50 years after the IBM System 360 mainframe was launched, its 'father' Gene Amdahl passes away

14th November 2015
50 years after the IBM System 360 mainframe was launched, its 'father' Gene Amdahl  passes away

November 14, 2015:  Gene Amdahl,   the 'father'   of the IBM  System/360   -- arguably the most  widely used  mainframe computer in the world --  has  passed away.  He died  of pneumonia  and Alzheimer's disease on November 10, in a nursing home in Palo Alto California, at the age of 92.
Coincidentally, it is 50 years ago that the first machine in the  System 360 family of computers  was first shipped by IBM. It was the Model 30,  and could perform up to 34,500 instructions per second, with memory from 8 to 64 KB.   System /360  was the biggest  seller for IBM and continued to be delivered till about1978, though System/370 had made its appearence in 1970.
Dr Amdahl was the Chief Architect of System/ 360. 
The New York Times  in its obituary  story  quotes Michael J. Flynn, a computer scientist at Stanford University and former colleague of Dr.

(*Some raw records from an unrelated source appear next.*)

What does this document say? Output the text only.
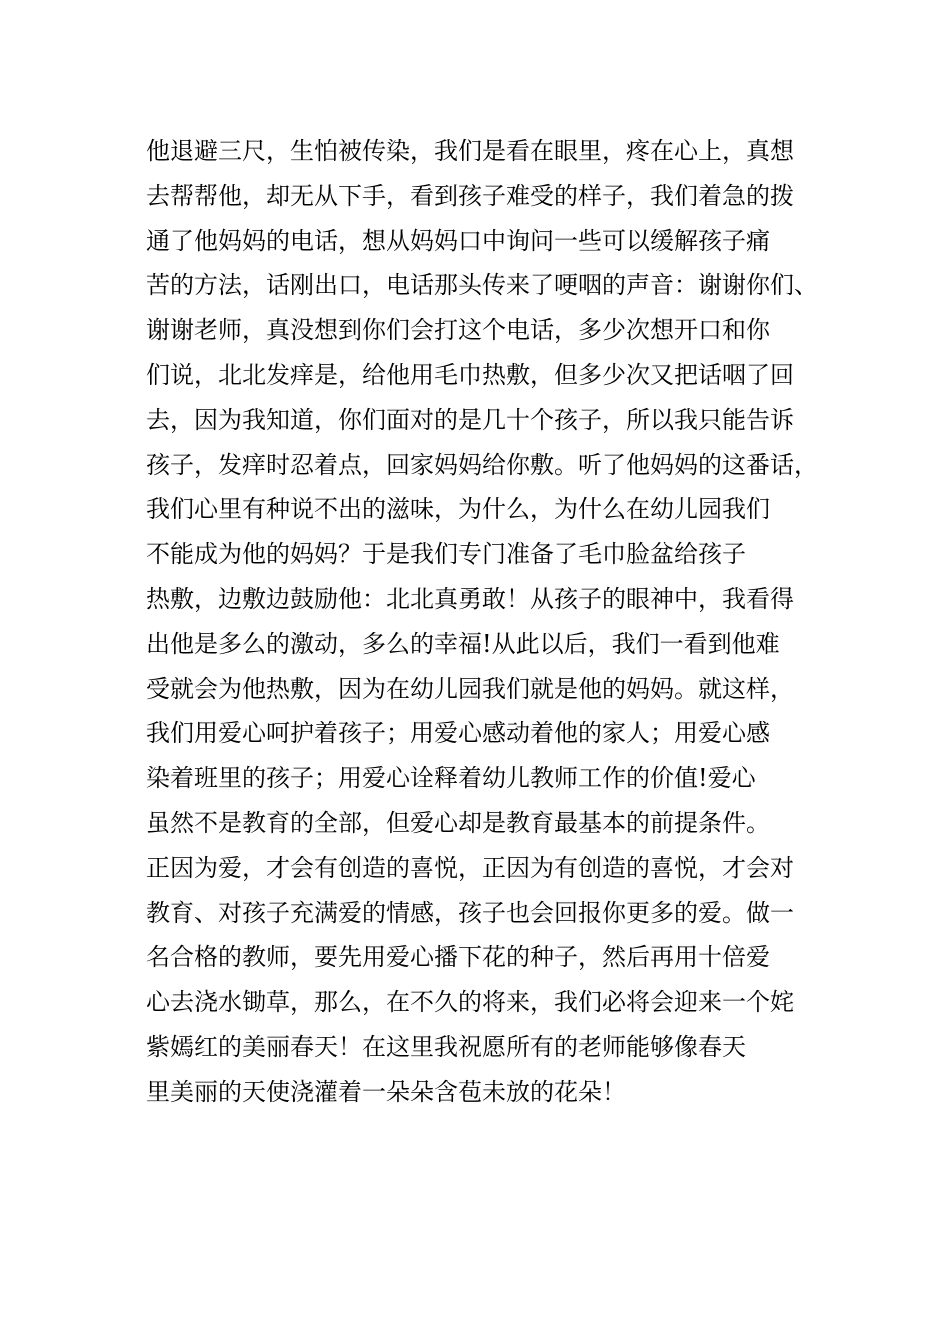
他退避三尺，生怕被传染，我们是看在眼里，疼在心上，真想
去帮帮他，却无从下手，看到孩子难受的样子，我们着急的拨
通了他妈妈的电话，想从妈妈口中询问一些可以缓解孩子痛
苦的方法，话刚出口，电话那头传来了哽咽的声音：谢谢你们、
谢谢老师，真没想到你们会打这个电话，多少次想开口和你
们说，北北发痒是，给他用毛巾热敷，但多少次又把话咽了回
去，因为我知道，你们面对的是几十个孩子，所以我只能告诉
孩子，发痒时忍着点，回家妈妈给你敷。听了他妈妈的这番话，
我们心里有种说不出的滋味，为什么，为什么在幼儿园我们
不能成为他的妈妈？于是我们专门准备了毛巾脸盆给孩子
热敷，边敷边鼓励他：北北真勇敢！从孩子的眼神中，我看得
出他是多么的激动，多么的幸福!从此以后，我们一看到他难
受就会为他热敷，因为在幼儿园我们就是他的妈妈。就这样，
我们用爱心呵护着孩子；用爱心感动着他的家人；用爱心感
染着班里的孩子；用爱心诠释着幼儿教师工作的价值!爱心
虽然不是教育的全部，但爱心却是教育最基本的前提条件。
正因为爱，才会有创造的喜悦，正因为有创造的喜悦，才会对
教育、对孩子充满爱的情感，孩子也会回报你更多的爱。做一
名合格的教师，要先用爱心播下花的种子，然后再用十倍爱
心去浇水锄草，那么，在不久的将来，我们必将会迎来一个姹
紫嫣红的美丽春天！在这里我祝愿所有的老师能够像春天
里美丽的天使浇灌着一朵朵含苞未放的花朵！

Amdahl’s at IBM:  "(The 360 series) set the design philosophy for computers for the next 50 years, and to this day it’s still out there, which is incredible....This same instruction set is still bringing in billions of dollars for IBM.” IBM’s current mainframes can still run some System/360 applications.
In 1970,  Dr  Amdahl  left IBM to build  his own company   to take on IBM in mainframes. With funding from Fujitsu, he formed the Amdahl Corporation to  build computers  compatible  with IBM's  System/370, but cheaper and faster. He  cannily named it the 470 series and shipped the first machine, in 1975.  By 1979, Amdahl had  grabbed 22 percent of the mainframe market.  The company was  bought out by Fujitsu in 1997.

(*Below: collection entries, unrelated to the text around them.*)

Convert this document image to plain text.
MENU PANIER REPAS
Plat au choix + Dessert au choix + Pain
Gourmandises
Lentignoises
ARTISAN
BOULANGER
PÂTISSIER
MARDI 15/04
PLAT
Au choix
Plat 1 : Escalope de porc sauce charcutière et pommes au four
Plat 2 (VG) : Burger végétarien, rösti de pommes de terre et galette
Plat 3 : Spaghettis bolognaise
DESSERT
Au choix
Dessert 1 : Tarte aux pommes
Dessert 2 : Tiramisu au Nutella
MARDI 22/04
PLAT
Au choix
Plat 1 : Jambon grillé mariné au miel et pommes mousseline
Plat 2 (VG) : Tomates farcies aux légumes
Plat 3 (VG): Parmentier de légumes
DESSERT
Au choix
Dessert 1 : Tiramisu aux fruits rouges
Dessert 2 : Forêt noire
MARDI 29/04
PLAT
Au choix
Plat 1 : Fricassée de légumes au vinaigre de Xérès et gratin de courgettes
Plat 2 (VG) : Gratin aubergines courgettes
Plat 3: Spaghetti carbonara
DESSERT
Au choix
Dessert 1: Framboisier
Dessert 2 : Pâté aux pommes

Dr Amdahl is also known for Amdahl's law,  which is used to find the maximum expected improvement to an overall system when only part of the system is improved. It is often used in parallel computing to predict the theoretical maximum speed- up using multiple processors.
Dr. Amdahl   tasted failure in his next venture -- Trilogy Systems, which he  started after leaving Amdahl in 1979,  to build  an IC  that would allow mainframe manufacturers to build computers at lower costs.  It never happened.

But till today, his reputation  as one of the world' s  greatest computer architect remains undiminished. IndiaTechOnline  salutes the memory of Gene Amdahl, Bhishma Pitamah  of the mainframe computer.